Abstract Sixteen papers representing the petroleum geology of the Arctic, Russia and former Soviet Union were presented over the first day and a half of PGC VII. The region is huge, diverse and has generated a great deal of excitement and outside investment in the industry over the 20 years since the collapse of the Soviet Union. The Arctic region in particular has significance as perhaps the last great frontier hydrocarbon province on Earth. The region is large, approximately 5000 km across a polar view north of the Arctic Circle (Fig. 1 ). Importantly, from an oil and gas exploration perspective, the Arctic Ocean has the most extensive continental shelf area of any ocean basin ( c . 50% of offshore area). Much of this sits in the broad Russian offshore Arctic in water depths of less than 50 m.
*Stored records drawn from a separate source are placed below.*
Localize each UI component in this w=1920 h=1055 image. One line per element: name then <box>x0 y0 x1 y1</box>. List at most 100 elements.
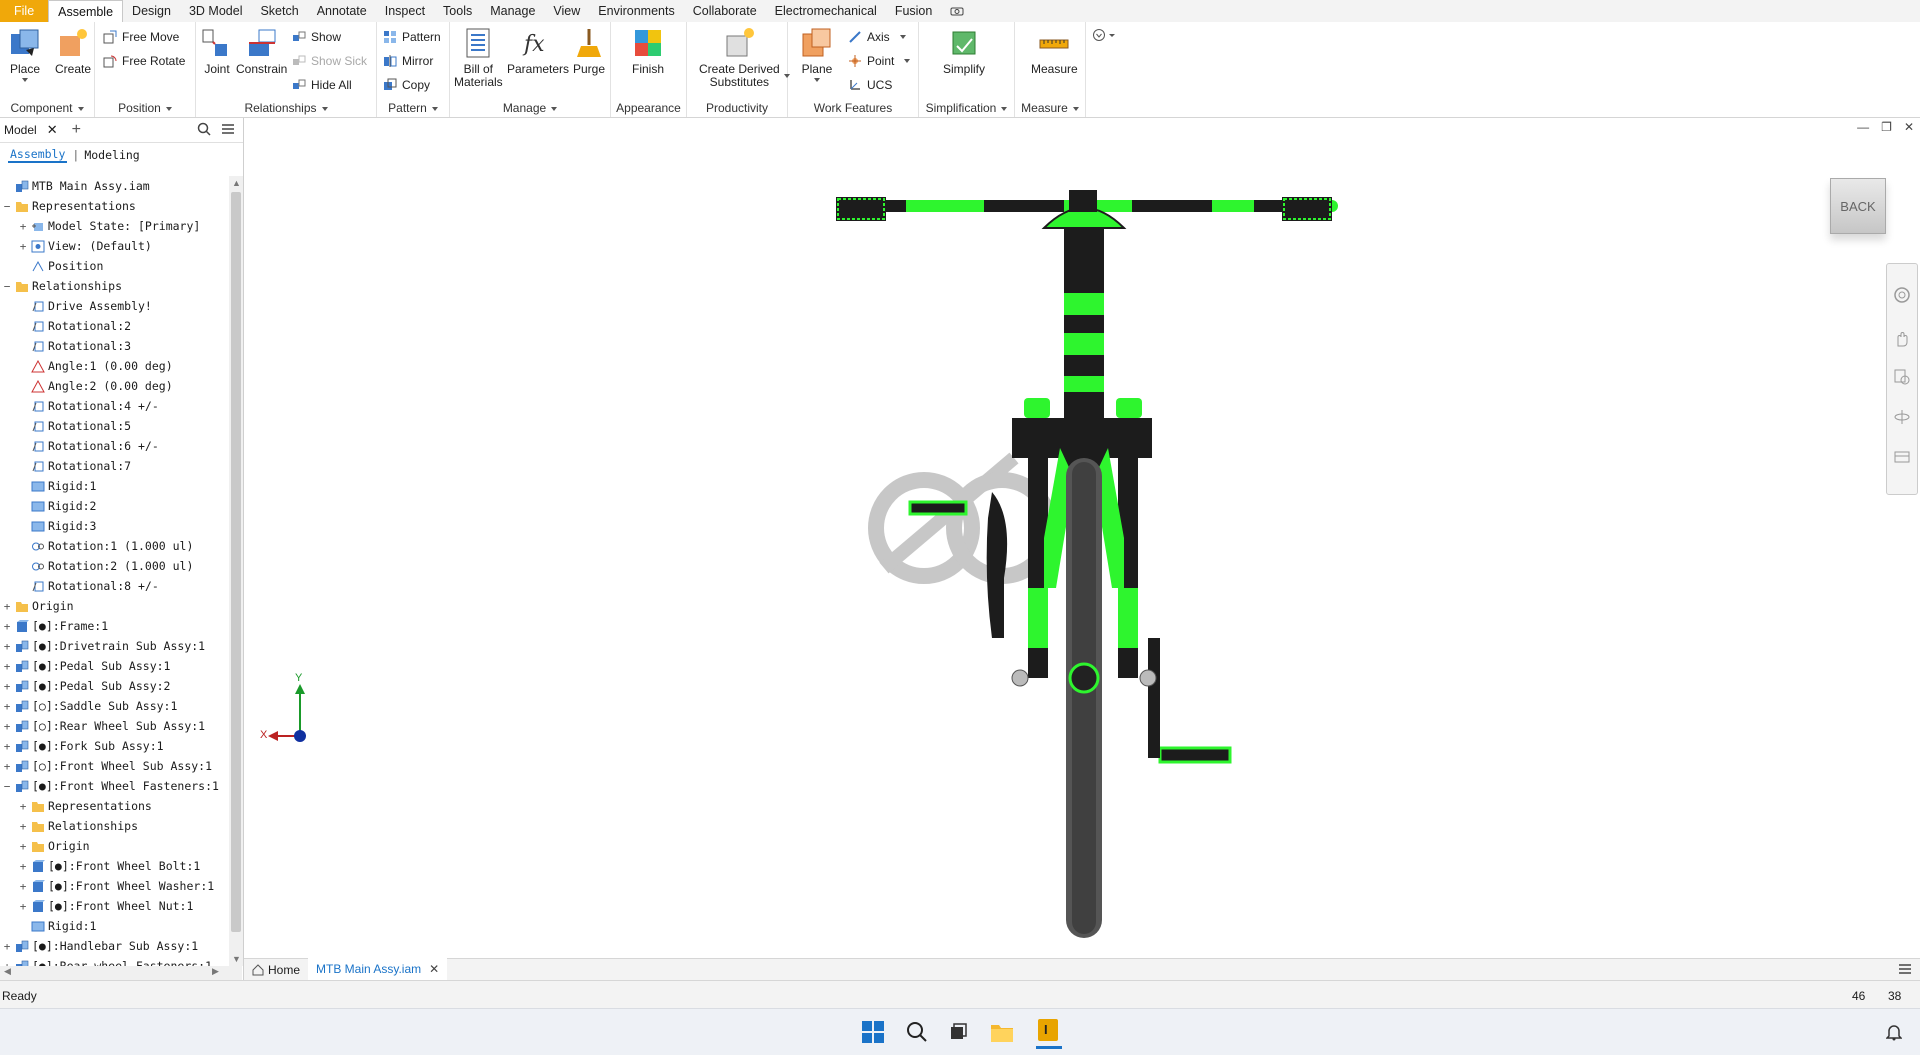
tree-node[interactable]: + Origin <box>0 836 226 856</box>
tree-node[interactable]: Angle:2 (0.00 deg) <box>0 376 226 396</box>
tree-node[interactable]: Rotational:4 +/- <box>0 396 226 416</box>
parameters-button[interactable]: fx Parameters <box>507 26 569 76</box>
camera-icon[interactable] <box>941 0 973 22</box>
expand-icon[interactable]: + <box>18 800 28 813</box>
measure-button[interactable]: Measure <box>1031 26 1078 76</box>
close-icon[interactable]: ✕ <box>429 962 439 976</box>
tree-node[interactable]: − Representations <box>0 196 226 216</box>
tree-node[interactable]: Rigid:3 <box>0 516 226 536</box>
pan-icon[interactable] <box>1893 330 1911 351</box>
tree-node[interactable]: Rotational:8 +/- <box>0 576 226 596</box>
tree-node[interactable]: Rigid:1 <box>0 476 226 496</box>
collapse-icon[interactable]: − <box>2 200 12 213</box>
tree-node[interactable]: + [●]:Fork Sub Assy:1 <box>0 736 226 756</box>
scroll-up-icon[interactable]: ▲ <box>232 178 241 188</box>
windows-start-icon[interactable] <box>862 1021 884 1046</box>
tree-node[interactable]: − [●]:Front Wheel Fasteners:1 <box>0 776 226 796</box>
tree-node[interactable]: + Representations <box>0 796 226 816</box>
measure-panel-label[interactable]: Measure <box>1015 101 1085 115</box>
scroll-left-icon[interactable]: ◀ <box>4 966 11 977</box>
bill-of-materials-button[interactable]: Bill of Materials <box>454 26 503 89</box>
menu-view[interactable]: View <box>544 0 589 22</box>
notification-icon[interactable] <box>1885 1023 1903 1044</box>
expand-icon[interactable]: + <box>2 600 12 613</box>
tree-node[interactable]: Position <box>0 256 226 276</box>
ucs-button[interactable]: UCS <box>848 76 892 94</box>
relationships-panel-label[interactable]: Relationships <box>196 101 376 115</box>
look-at-icon[interactable] <box>1893 448 1911 469</box>
tree-node[interactable]: Rigid:1 <box>0 916 226 936</box>
expand-icon[interactable]: + <box>2 620 12 633</box>
show-button[interactable]: Show <box>292 28 341 46</box>
chevron-down-icon[interactable] <box>22 78 28 82</box>
menu-file[interactable]: File <box>0 0 49 22</box>
expand-icon[interactable]: + <box>18 840 28 853</box>
constrain-button[interactable]: Constrain <box>236 26 287 76</box>
expand-icon[interactable]: + <box>2 680 12 693</box>
scroll-right-icon[interactable]: ▶ <box>212 966 219 977</box>
mirror-button[interactable]: Mirror <box>383 52 433 70</box>
quick-access-dropdown[interactable] <box>1092 28 1118 45</box>
hide-all-button[interactable]: Hide All <box>292 76 352 94</box>
axis-button[interactable]: Axis <box>848 28 906 46</box>
menu-electromechanical[interactable]: Electromechanical <box>766 0 886 22</box>
tree-node[interactable]: + [○]:Saddle Sub Assy:1 <box>0 696 226 716</box>
expand-icon[interactable]: + <box>2 740 12 753</box>
expand-icon[interactable]: + <box>2 940 12 953</box>
close-icon[interactable]: ✕ <box>47 122 58 138</box>
menu-inspect[interactable]: Inspect <box>376 0 434 22</box>
tree-node[interactable]: Rotation:1 (1.000 ul) <box>0 536 226 556</box>
tree-node[interactable]: + [○]:Front Wheel Sub Assy:1 <box>0 756 226 776</box>
plane-button[interactable]: Plane <box>800 26 834 82</box>
position-panel-label[interactable]: Position <box>95 101 195 115</box>
expand-icon[interactable]: + <box>18 240 28 253</box>
component-panel-label[interactable]: Component <box>0 101 94 115</box>
bike-model[interactable] <box>244 118 1920 958</box>
expand-icon[interactable]: + <box>18 860 28 873</box>
tree-node[interactable]: + [●]:Frame:1 <box>0 616 226 636</box>
menu-annotate[interactable]: Annotate <box>308 0 376 22</box>
tree-node[interactable]: + Relationships <box>0 816 226 836</box>
tree-node[interactable]: Drive Assembly! <box>0 296 226 316</box>
create-derived-substitutes-button[interactable]: Create Derived Substitutes <box>699 26 780 89</box>
place-button[interactable]: Place <box>8 26 42 82</box>
expand-icon[interactable]: + <box>2 720 12 733</box>
tab-assembly[interactable]: Assembly <box>8 147 68 163</box>
expand-icon[interactable]: + <box>2 640 12 653</box>
tree-node[interactable]: Rotational:2 <box>0 316 226 336</box>
tabs-menu-icon[interactable] <box>1898 963 1912 978</box>
viewcube[interactable]: BACK <box>1830 178 1886 234</box>
simplification-panel-label[interactable]: Simplification <box>919 101 1014 115</box>
menu-sketch[interactable]: Sketch <box>251 0 307 22</box>
tree-node[interactable]: + [●]:Pedal Sub Assy:1 <box>0 656 226 676</box>
orbit-icon[interactable] <box>1893 408 1911 429</box>
inventor-app-icon[interactable]: I <box>1036 1018 1062 1049</box>
tab-mtb-main-assy[interactable]: MTB Main Assy.iam ✕ <box>308 958 448 982</box>
tree-node[interactable]: + [○]:Rear Wheel Sub Assy:1 <box>0 716 226 736</box>
chevron-down-icon[interactable] <box>814 78 820 82</box>
free-rotate-button[interactable]: Free Rotate <box>103 52 185 70</box>
tree-node[interactable]: Rotational:3 <box>0 336 226 356</box>
tab-model[interactable]: Model <box>4 123 37 137</box>
horizontal-scrollbar[interactable]: ◀ ▶ <box>0 966 242 980</box>
expand-icon[interactable]: + <box>18 820 28 833</box>
joint-button[interactable]: Joint <box>200 26 234 76</box>
graphics-viewport[interactable]: — ❐ ✕ BACK Y X <box>244 118 1920 958</box>
pattern-panel-label[interactable]: Pattern <box>377 101 449 115</box>
search-icon[interactable] <box>906 1021 928 1046</box>
expand-icon[interactable]: + <box>2 700 12 713</box>
steering-wheel-icon[interactable] <box>1893 286 1911 307</box>
tree-node[interactable]: Angle:1 (0.00 deg) <box>0 356 226 376</box>
free-move-button[interactable]: Free Move <box>103 28 179 46</box>
zoom-icon[interactable] <box>1893 368 1911 389</box>
tree-node[interactable]: − Relationships <box>0 276 226 296</box>
menu-environments[interactable]: Environments <box>589 0 683 22</box>
expand-icon[interactable]: + <box>18 880 28 893</box>
tree-node[interactable]: MTB Main Assy.iam <box>0 176 226 196</box>
collapse-icon[interactable]: − <box>2 280 12 293</box>
menu-icon[interactable] <box>221 123 235 138</box>
menu-manage[interactable]: Manage <box>481 0 544 22</box>
tree-node[interactable]: Rotational:6 +/- <box>0 436 226 456</box>
expand-icon[interactable]: + <box>18 220 28 233</box>
tree-node[interactable]: + Origin <box>0 596 226 616</box>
There are numerous sedimentary basins in the Arctic, some well known, but most poorly understood. Art Grantz (United States Geological Survey) and colleagues estimated resources at 114×10 9 barrels of undiscovered oil and 2000×10 12 standard cubic feet (SCF) of natural gas. If the estimates are correct, these hydrocarbons would account for more than a fifth of the world's undiscovered resources. This great prize, in a world of diminishing reserves, has recently brought territorial issues into focus between the five countries with claims in the Arctic Ocean (Russia, Norway, Denmark, Canada and the USA). All of this is taking place against a backdrop of increasing concern for the fragile Arctic environment.